Case study research on high-performing primary care practices coupled with practice facilitation experience and literature review identified 10 building blocks of high-performing primary care practices:


  1. Engaged leadership.
  2. Data-driven improvement.
  3. Empanelment.
  4. Team-based care.
  5. Patient-team partnership.
  6. Population management.
  7. Continuity of care.
  8. Prompt access to care.
  9. Comprehensiveness and care coordination.
  10. Template of the future that allows for fewer and longer in-person visits and greater use of e-visits and visits with non-provider team members.


The researchers note there may be multiple pathways to implementing these building blocks.


Systematic Review of the Application of the Plan-Do-Study-Act Method to Improve Quality in Healthcare


Many primary care practices that are working to improve their processes and patient outcomes have used the Plan-Do-Study-Act (PDSA) methodology to test changes on a small scale before widely implementing them.


A new study from the U.K. suggests that improvement could be even better with more consistent and reliable application of the PDSA method.


For instance, too few improvement efforts appear to be tested on a small scale first, adhere to the idea of iterative improvement cycles to refine ideas being tested, or rely on data to inform the progression of testing cycles.

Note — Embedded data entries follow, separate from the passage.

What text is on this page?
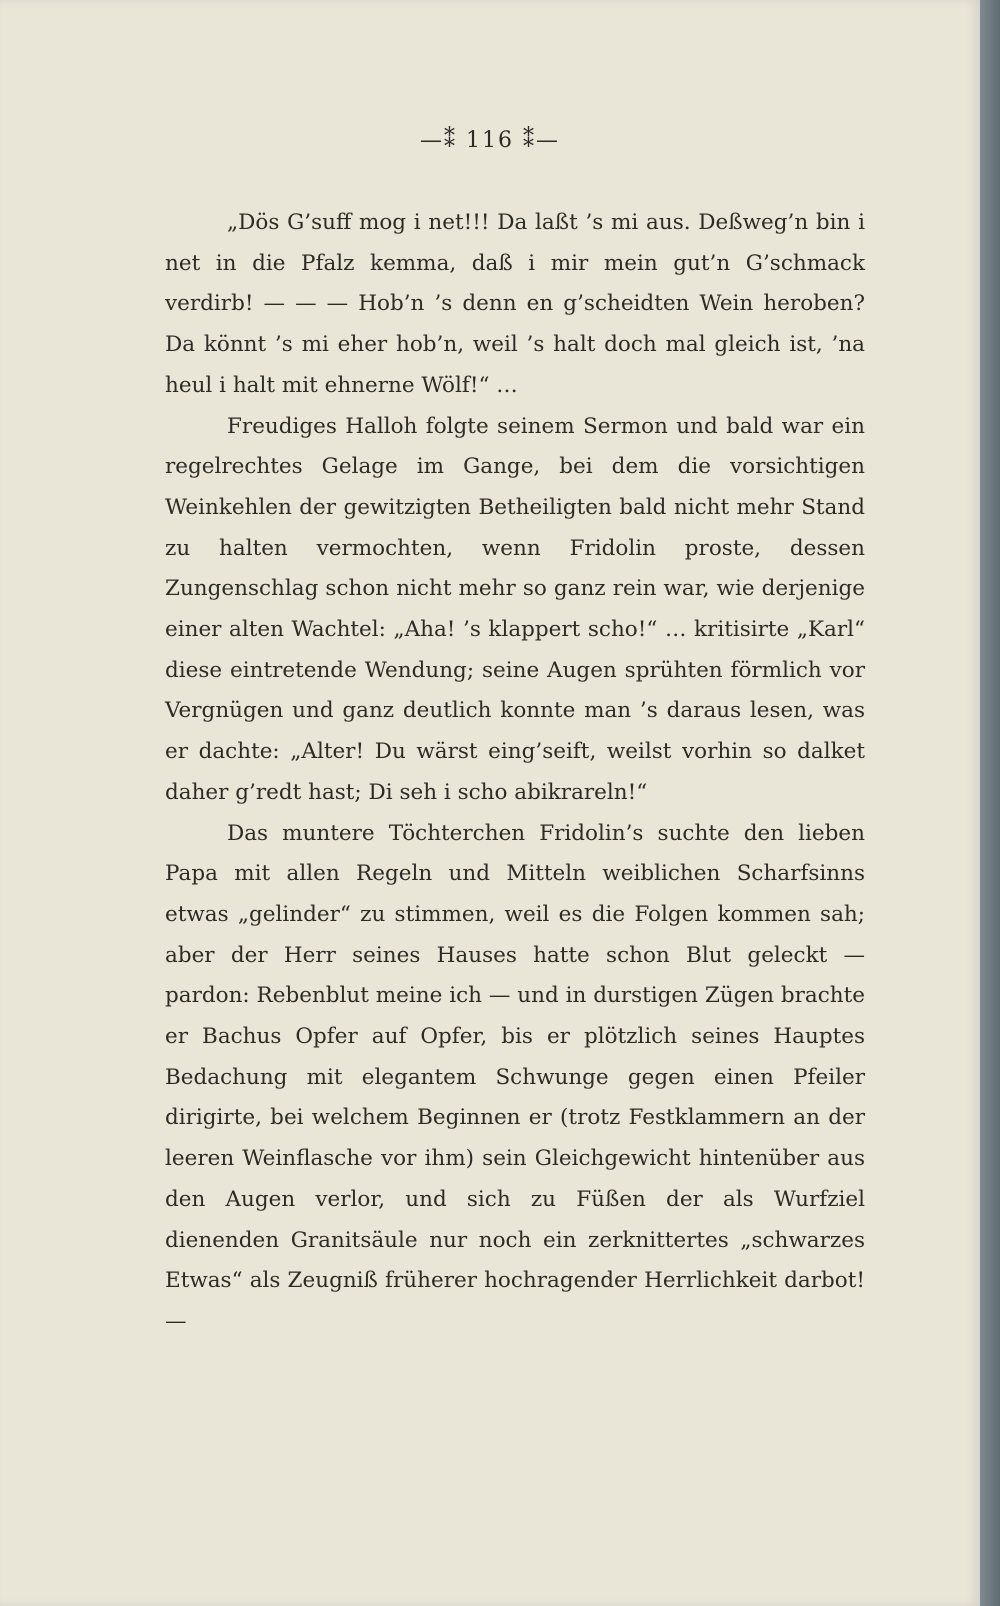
—⁑ 116 ⁑—

„Dös G’suff mog i net!!! Da laßt ’s mi aus. Deßweg’n bin i net in die Pfalz kemma, daß i mir mein gut’n G’schmack verdirb! — — — Hob’n ’s denn en g’scheidten Wein heroben? Da könnt ’s mi eher hob’n, weil ’s halt doch mal gleich ist, ’na heul i halt mit ehnerne Wölf!“ …

Freudiges Halloh folgte seinem Sermon und bald war ein regelrechtes Gelage im Gange, bei dem die vorsichtigen Weinkehlen der gewitzigten Betheiligten bald nicht mehr Stand zu halten vermochten, wenn Fridolin proste, dessen Zungenschlag schon nicht mehr so ganz rein war, wie derjenige einer alten Wachtel: „Aha! ’s klappert scho!“ … kritisirte „Karl“ diese eintretende Wendung; seine Augen sprühten förmlich vor Vergnügen und ganz deutlich konnte man ’s daraus lesen, was er dachte: „Alter! Du wärst eing’seift, weilst vorhin so dalket daher g’redt hast; Di seh i scho abikrareln!“

Das muntere Töchterchen Fridolin’s suchte den lieben Papa mit allen Regeln und Mitteln weiblichen Scharfsinns etwas „gelinder“ zu stimmen, weil es die Folgen kommen sah; aber der Herr seines Hauses hatte schon Blut geleckt — pardon: Rebenblut meine ich — und in durstigen Zügen brachte er Bachus Opfer auf Opfer, bis er plötzlich seines Hauptes Bedachung mit elegantem Schwunge gegen einen Pfeiler dirigirte, bei welchem Beginnen er (trotz Festklammern an der leeren Weinflasche vor ihm) sein Gleichgewicht hintenüber aus den Augen verlor, und sich zu Füßen der als Wurfziel dienenden Granitsäule nur noch ein zerknittertes „schwarzes Etwas“ als Zeugniß früherer hochragender Herrlichkeit darbot! —
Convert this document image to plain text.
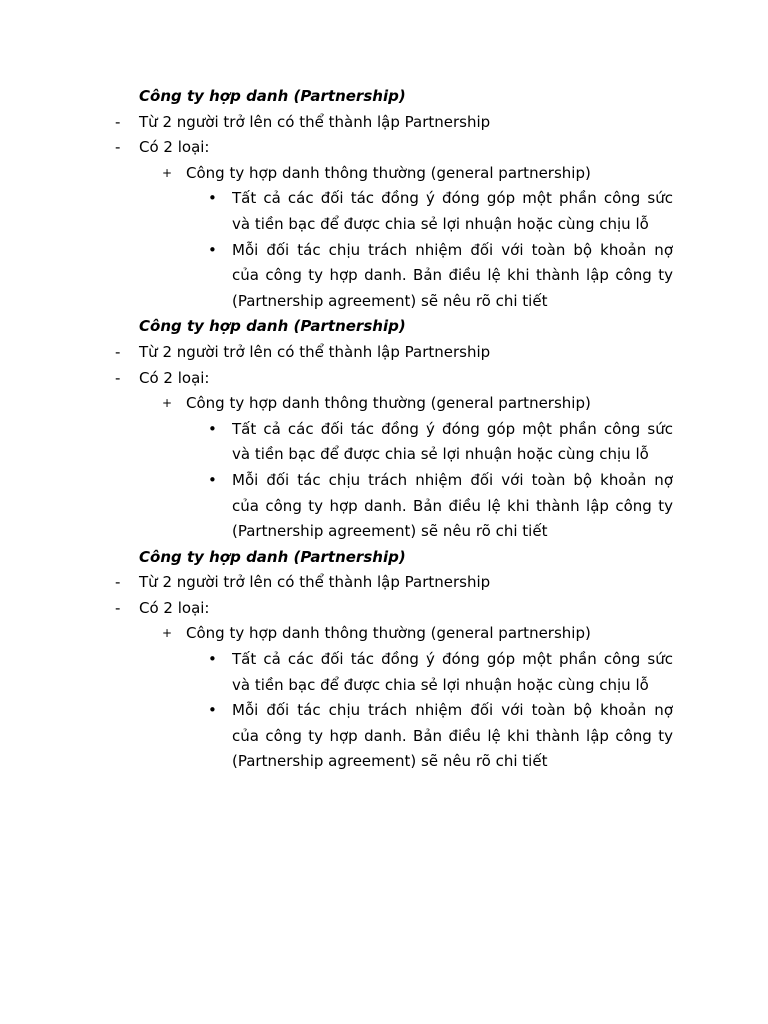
Công ty hợp danh (Partnership)
- Từ 2 người trở lên có thể thành lập Partnership
- Có 2 loại:
+ Công ty hợp danh thông thường (general partnership)
• Tất cả các đối tác đồng ý đóng góp một phần công sức
và tiền bạc để được chia sẻ lợi nhuận hoặc cùng chịu lỗ
• Mỗi đối tác chịu trách nhiệm đối với toàn bộ khoản nợ
của công ty hợp danh. Bản điều lệ khi thành lập công ty
(Partnership agreement) sẽ nêu rõ chi tiết
Công ty hợp danh (Partnership)
- Từ 2 người trở lên có thể thành lập Partnership
- Có 2 loại:
+ Công ty hợp danh thông thường (general partnership)
• Tất cả các đối tác đồng ý đóng góp một phần công sức
và tiền bạc để được chia sẻ lợi nhuận hoặc cùng chịu lỗ
• Mỗi đối tác chịu trách nhiệm đối với toàn bộ khoản nợ
của công ty hợp danh. Bản điều lệ khi thành lập công ty
(Partnership agreement) sẽ nêu rõ chi tiết
Công ty hợp danh (Partnership)
- Từ 2 người trở lên có thể thành lập Partnership
- Có 2 loại:
+ Công ty hợp danh thông thường (general partnership)
• Tất cả các đối tác đồng ý đóng góp một phần công sức
và tiền bạc để được chia sẻ lợi nhuận hoặc cùng chịu lỗ
• Mỗi đối tác chịu trách nhiệm đối với toàn bộ khoản nợ
của công ty hợp danh. Bản điều lệ khi thành lập công ty
(Partnership agreement) sẽ nêu rõ chi tiết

Joint Principles for Integrating Behavioral Health Into the Patient-Centered Medical Home

Six national Family Medicine organizations have endorsed and released Joint Principles for Integrating Behavioral Health Care into the Patient-Centered Medical Home.


The Behavioral Health Joint Principles build on and are intended to supplement the original Joint Principles of the Patient-Centered Medical Home first released by the organizations in 2007.


In the new Joint Principles, behavioral health encompasses mental health care, substance abuse care, health behavior change, and attention to family and other psychosocial factors.


The Joint Principles state that:


  1. Every patient in the PCMH should have a personal physician who knows them and is committed to their well-being.
  2. Care should be provided through a physician-directed team/neighborhood of health care professionals, including behavioral health specialists.
  3. Whole person orientation is not possible without integrating behavioral and physical health.
  4. Behavioral health care should be coordinated and integrated with physical health care.
  5. Behavioral health care information should be incorporated with appropriate security and privacy measures into the medical record.
  6. Patients should have open access to behavioral health care.
  7. Payment should appropriately recognize the added value of integrated behavioral health and enable behavioral health clinicians to share in the cost savings associated with coordinated care.


The Joint Principles note the following critical issues that need to be addressed:

  • Agreement on clear and consistent language across disciplines.
  • Understanding of the central role of the patient and family in developing care plans.
  • Clear definition of roles and responsibilities across the health care team.
  • Interdisciplinary training.
  • Research to better define the optimal provision of whole-person health services.
  • Adaptation based on regional or local needs.
  • Assurance that behavioral health services are included in all benefit plans.